Évidemment, Pascal Moeschler est bien conscient que les questions transfrontalières ne sont pas sans problème. Le peuple genevois a par exemple refusé une participation au financement de cinq parkings relaisLien externe parce qu’ils devaient être construits sur le territoire français – «un revers», souligne Pascal Moeschler.

«En tant que frontalier, je m’engage davantage sur le plan social»

«Pour arriver à une bonne collaboration, il faut penser à l’avenir à long terme. Dans cette région, la ville de Genève est clairement la plus grande pourvoyeuse d’emplois, mais les possibilités de se loger sont bien plus nombreuses en France. Comme ailleurs, les fortes différences des niveaux des salaires posent ici aussi des problèmes. Mais pour moi, le plus important est que les frontaliers puissent participer à la vie genevoise – et le souhaitent.»

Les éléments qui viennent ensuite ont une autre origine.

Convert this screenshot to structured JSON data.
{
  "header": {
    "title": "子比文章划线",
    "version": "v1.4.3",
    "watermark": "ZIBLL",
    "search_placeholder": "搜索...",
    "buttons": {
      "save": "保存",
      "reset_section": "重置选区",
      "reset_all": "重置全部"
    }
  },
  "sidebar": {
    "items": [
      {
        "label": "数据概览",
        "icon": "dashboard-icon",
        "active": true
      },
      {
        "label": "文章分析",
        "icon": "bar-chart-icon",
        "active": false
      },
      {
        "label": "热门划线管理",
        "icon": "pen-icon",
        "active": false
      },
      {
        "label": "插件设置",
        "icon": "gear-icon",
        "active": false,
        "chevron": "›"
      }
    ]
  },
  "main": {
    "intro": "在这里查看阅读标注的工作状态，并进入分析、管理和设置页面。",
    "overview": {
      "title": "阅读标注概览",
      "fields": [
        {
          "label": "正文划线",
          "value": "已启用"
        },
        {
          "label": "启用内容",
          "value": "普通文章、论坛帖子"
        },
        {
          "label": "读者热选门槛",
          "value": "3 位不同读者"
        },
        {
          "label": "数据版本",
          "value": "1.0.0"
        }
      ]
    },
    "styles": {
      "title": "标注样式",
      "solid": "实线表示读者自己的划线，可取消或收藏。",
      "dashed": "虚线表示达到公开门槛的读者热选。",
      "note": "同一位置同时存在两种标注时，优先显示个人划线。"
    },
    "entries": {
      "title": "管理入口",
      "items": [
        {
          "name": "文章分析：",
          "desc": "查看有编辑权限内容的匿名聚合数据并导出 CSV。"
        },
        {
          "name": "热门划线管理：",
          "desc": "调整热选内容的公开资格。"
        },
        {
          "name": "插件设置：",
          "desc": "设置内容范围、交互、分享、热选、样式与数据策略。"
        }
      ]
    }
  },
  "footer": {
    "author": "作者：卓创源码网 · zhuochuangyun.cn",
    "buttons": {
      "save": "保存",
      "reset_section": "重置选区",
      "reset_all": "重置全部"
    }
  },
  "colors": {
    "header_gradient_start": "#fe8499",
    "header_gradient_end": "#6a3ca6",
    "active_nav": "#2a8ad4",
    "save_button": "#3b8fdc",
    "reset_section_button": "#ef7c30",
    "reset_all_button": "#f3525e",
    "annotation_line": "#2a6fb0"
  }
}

L’histoire complexe des relations entre la France et Genève a été marquée par des tensions confessionnelles: après la guerre du Sonderbund, le bastion calviniste qu’était Genève et les cantons protestants ne voulaient pas de la Haute-Savoie dans la Confédération. «Il y a longtemps que ces tensions sont oubliées, mais elles nous rappellent que toute la région aurait pu faire partie de la Suisse. Prenons cela comme une incitation à construire notre avenir ensemble.»